Volume 4 · 505 words · 1797 Edition

NEW-JERSEY TEA, in botany: A genus of the monogynia order, belonging to the pentandria clas of plants; and in the natural method ranking under the 43rd order, Dumosa. There are five petals, pouched and arched. The fruit is a dry, trilocular and trispermous berry. There are three species, of which the most remarkable is the Americanus, a native of most parts of North America, from whence great plenty of the seeds have been imported into Europe. In England, this plant seldom rises more than three feet high. The stem, which is of a pale-brown colour, sends out branches from the bottom. These are thin, flexible, and of a reddish colour, which may occasioned this tree to go by the name of Red Twig. The leaves which ornament these branches stand on reddish pedicles, about half an inch in length. They are oval, serrated, pointed, about two inches and a half long, are proportionably broad, and have three nerves running lengthwise. From the footstalks to the point they are of a light green colour, grow irregularly on the branches, and not opposite by pairs, as has been affected. They are late in the spring before they shoot. The flowers grow at the ends of the twigs in clusters; they are of a white colour, and when in blow give the shrub a most beautiful appearance. Indeed, it seems to be almost covered with them, as there is usually a cluster at the end of nearly every twig; and the leaves which appear among them serve as ornaments only, like myrtle in a distant nosegay: nature however has denied them smell. This tree will be in blow in July; and the flowers are succeeded by small brownish fruit, in which the seeds will sometimes ripen in England.

This plant is propagated by layering; or from seeds sown in pots of compost, consisting of two parts virgin earth well tempered and one part sand, about a quarter of an inch deep; being equally careful to defend the young seedlings from an extremity of cold in winter, as from the parching drought of the summer months.
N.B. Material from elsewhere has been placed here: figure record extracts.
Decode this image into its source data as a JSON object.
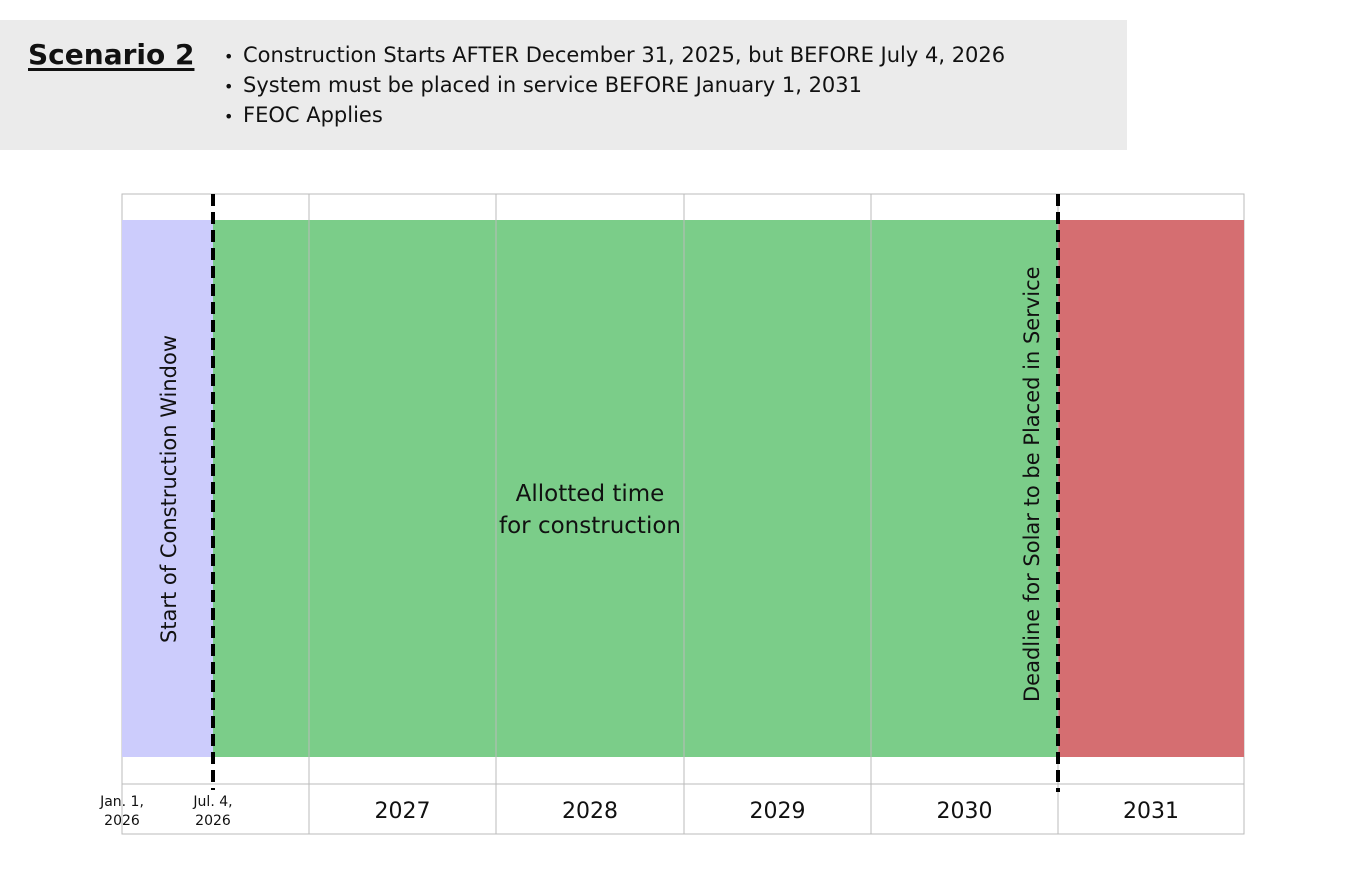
{
  "header": {
    "title": "Scenario 2",
    "bullets": [
      "Construction Starts AFTER December 31, 2025, but BEFORE July 4, 2026",
      "System must be placed in service BEFORE January 1, 2031",
      "FEOC Applies"
    ]
  },
  "timeline": {
    "colors": {
      "start_window": "#ccccfc",
      "construction": "#7bcd89",
      "after_deadline": "#d56e71",
      "grid": "#bbbbbb",
      "marker": "#000000"
    },
    "start_window_label": "Start of Construction Window",
    "construction_label_line1": "Allotted time",
    "construction_label_line2": "for construction",
    "deadline_label": "Deadline for Solar to be Placed in Service",
    "start_date": {
      "line1": "Jan. 1,",
      "line2": "2026"
    },
    "marker_date": {
      "line1": "Jul. 4,",
      "line2": "2026"
    },
    "years": [
      "2027",
      "2028",
      "2029",
      "2030",
      "2031"
    ]
  }
}
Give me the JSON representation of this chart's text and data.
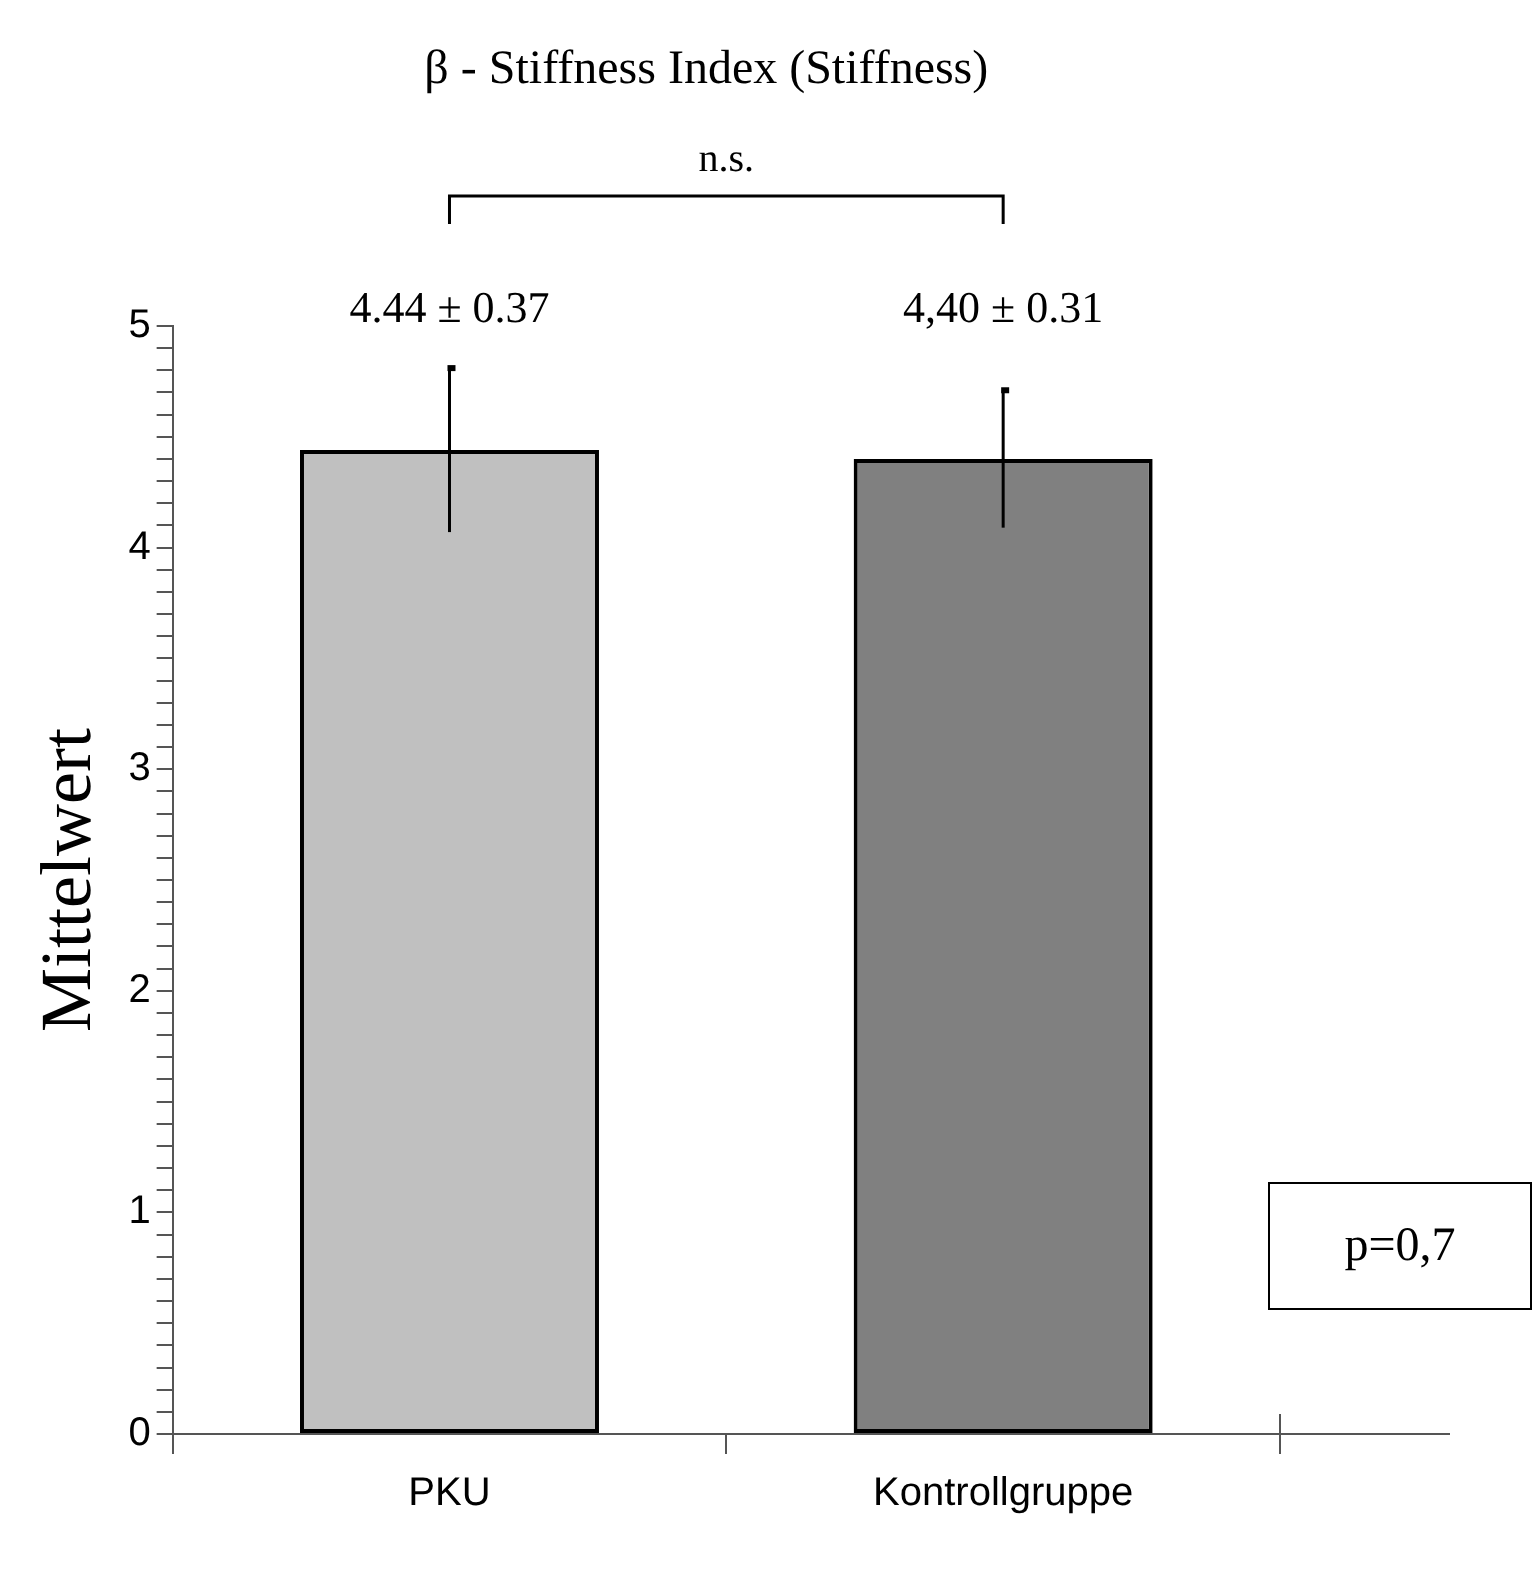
{
  "chart_data": {
    "type": "bar",
    "title": "β - Stiffness Index (Stiffness)",
    "ylabel": "Mittelwert",
    "categories": [
      "PKU",
      "Kontrollgruppe"
    ],
    "values": [
      4.44,
      4.4
    ],
    "colors": [
      "#c0c0c0",
      "#808080"
    ],
    "errors": [
      0.37,
      0.31
    ],
    "value_labels": [
      "4.44 ± 0.37",
      "4,40 ± 0.31"
    ],
    "ylim": [
      0,
      5
    ],
    "yticks": [
      0,
      {
        "value": 0.1,
        "label": null
      },
      {
        "value": 0.2,
        "label": null
      },
      {
        "value": 0.3,
        "label": null
      },
      {
        "value": 0.4,
        "label": null
      },
      {
        "value": 0.5,
        "label": null
      },
      {
        "value": 0.6,
        "label": null
      },
      {
        "value": 0.7,
        "label": null
      },
      {
        "value": 0.8,
        "label": null
      },
      {
        "value": 0.9,
        "label": null
      },
      1,
      {
        "value": 1.1,
        "label": null
      },
      {
        "value": 1.2,
        "label": null
      },
      {
        "value": 1.3,
        "label": null
      },
      {
        "value": 1.4,
        "label": null
      },
      {
        "value": 1.5,
        "label": null
      },
      {
        "value": 1.6,
        "label": null
      },
      {
        "value": 1.7,
        "label": null
      },
      {
        "value": 1.8,
        "label": null
      },
      {
        "value": 1.9,
        "label": null
      },
      2,
      {
        "value": 2.1,
        "label": null
      },
      {
        "value": 2.2,
        "label": null
      },
      {
        "value": 2.3,
        "label": null
      },
      {
        "value": 2.4,
        "label": null
      },
      {
        "value": 2.5,
        "label": null
      },
      {
        "value": 2.6,
        "label": null
      },
      {
        "value": 2.7,
        "label": null
      },
      {
        "value": 2.8,
        "label": null
      },
      {
        "value": 2.9,
        "label": null
      },
      3,
      {
        "value": 3.1,
        "label": null
      },
      {
        "value": 3.2,
        "label": null
      },
      {
        "value": 3.3,
        "label": null
      },
      {
        "value": 3.4,
        "label": null
      },
      {
        "value": 3.5,
        "label": null
      },
      {
        "value": 3.6,
        "label": null
      },
      {
        "value": 3.7,
        "label": null
      },
      {
        "value": 3.8,
        "label": null
      },
      {
        "value": 3.9,
        "label": null
      },
      4,
      {
        "value": 4.1,
        "label": null
      },
      {
        "value": 4.2,
        "label": null
      },
      {
        "value": 4.3,
        "label": null
      },
      {
        "value": 4.4,
        "label": null
      },
      {
        "value": 4.5,
        "label": null
      },
      {
        "value": 4.6,
        "label": null
      },
      {
        "value": 4.7,
        "label": null
      },
      {
        "value": 4.8,
        "label": null
      },
      {
        "value": 4.9,
        "label": null
      },
      5
    ],
    "annotations": [
      "n.s.",
      "p=0,7"
    ],
    "grid": false,
    "legend": false
  }
}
The best time of layering them is in the summer, just before they begin to flower: At that time lay the tender twigs of the spring shoots in the earth, and nip off the end which would produce the flowers. By the autumn twelvemonth some of them will be rooted. At the stools, however, the plants should remain until the spring, when they should be taken off, and the best rooted and the strongest may be planted in the nursery-way, or in a dry soil and well sheltered place, where they are to remain; while the bad-rooted ones and the weakest should be planted in pots; and if these are plunged into a moderate warmth of dung, it will promote their growth, and make them good plants before autumn. In the winter they should be guarded against the frosts; and in the spring they may be planted out where they are to remain.